Colne’s great market tradition

BARGAIN HUNTERS: Colne Market Hall characters, 1980. (S)
BARGAIN HUNTERS: Colne Market Hall characters, 1980. (S)

This week a scene from 1980 as we look into a packed Colne Market Hall with, centre-stage, four local characters.

From left to right: “Yours truly”, with a bag full of goodies; Sam Ansell, Colne’s last clog-maker; Bill Longden, the last original “Shepherd Arms” landlord; “Rossendale Bill”, a joker of great repute. It was a truly magical market meet-up.

Here in Bonnie Colne we have had a market and fair charters since the year 1120, with traditional market stalls in situ at the bottom of Dockray Street, known for miles around since Georgian times.

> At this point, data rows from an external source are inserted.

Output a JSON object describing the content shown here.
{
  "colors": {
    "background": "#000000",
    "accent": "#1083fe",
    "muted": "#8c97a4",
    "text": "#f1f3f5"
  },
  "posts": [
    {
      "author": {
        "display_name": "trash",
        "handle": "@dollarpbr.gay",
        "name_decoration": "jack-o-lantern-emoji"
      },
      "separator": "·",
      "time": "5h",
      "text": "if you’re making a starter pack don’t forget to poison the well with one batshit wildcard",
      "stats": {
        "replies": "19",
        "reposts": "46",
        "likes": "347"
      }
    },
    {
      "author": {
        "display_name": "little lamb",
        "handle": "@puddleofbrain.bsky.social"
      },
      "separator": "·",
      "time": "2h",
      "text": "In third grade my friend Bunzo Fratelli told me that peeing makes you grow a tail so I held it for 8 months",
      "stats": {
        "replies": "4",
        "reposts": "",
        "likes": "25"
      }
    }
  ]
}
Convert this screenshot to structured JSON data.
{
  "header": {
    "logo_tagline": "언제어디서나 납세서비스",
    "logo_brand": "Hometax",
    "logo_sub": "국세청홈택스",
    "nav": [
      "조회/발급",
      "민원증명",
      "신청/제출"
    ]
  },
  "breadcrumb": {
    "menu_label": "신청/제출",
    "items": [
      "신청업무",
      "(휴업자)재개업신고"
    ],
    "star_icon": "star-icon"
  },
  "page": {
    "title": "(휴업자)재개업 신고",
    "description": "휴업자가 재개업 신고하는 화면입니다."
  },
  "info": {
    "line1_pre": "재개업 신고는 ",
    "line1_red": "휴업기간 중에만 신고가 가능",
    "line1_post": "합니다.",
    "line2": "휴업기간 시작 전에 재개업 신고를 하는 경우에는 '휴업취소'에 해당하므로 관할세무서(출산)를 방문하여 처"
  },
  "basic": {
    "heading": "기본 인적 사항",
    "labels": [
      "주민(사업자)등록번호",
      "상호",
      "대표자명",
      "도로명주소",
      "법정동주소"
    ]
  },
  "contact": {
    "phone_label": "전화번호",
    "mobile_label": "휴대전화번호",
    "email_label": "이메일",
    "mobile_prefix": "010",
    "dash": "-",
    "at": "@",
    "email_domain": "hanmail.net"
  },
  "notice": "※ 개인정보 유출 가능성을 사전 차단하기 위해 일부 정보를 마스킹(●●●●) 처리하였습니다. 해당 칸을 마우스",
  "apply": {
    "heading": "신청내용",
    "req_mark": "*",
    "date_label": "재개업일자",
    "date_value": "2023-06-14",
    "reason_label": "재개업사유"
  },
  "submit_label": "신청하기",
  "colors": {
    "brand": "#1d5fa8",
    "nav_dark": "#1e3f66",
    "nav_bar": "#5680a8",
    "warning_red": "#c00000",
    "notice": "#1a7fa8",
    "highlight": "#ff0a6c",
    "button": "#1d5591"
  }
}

In 1898 a market hall was built, being enlarged in 1901, along Dockray Street at the cost of £13,270. Then in July, 1935, a terrible fire totally destroyed the market hall and a new one costing £27,450 was opened in October, 1937.

This is the one that so many of my generation remember with great nostalgia. The toy and book stall run by Mr and Mrs Bolton with lead toy soldiers, cowboys and Indians and a host of lead zoo animals (I’ve still got lots of these saved from the 1940s). Also much loved was Mrs Turner’s record stall, with LPs at 32/2d, EPs at 10/10 and a half penny and 45s (singles) at 6/6d, not forgetting “photos of the stars” Frankie Laine, Guy Mitchell and Bill Haley, only sixpence each.

By April 1973 the magical market hall down Dockray Street had closed and on Market Street a brand-new, somewhat sombre hall opened at the cost of £212,700.

Now this building is to receive a makeover, which will happily keep the proud, long-standing market tradition here in Colne for many more decades to come.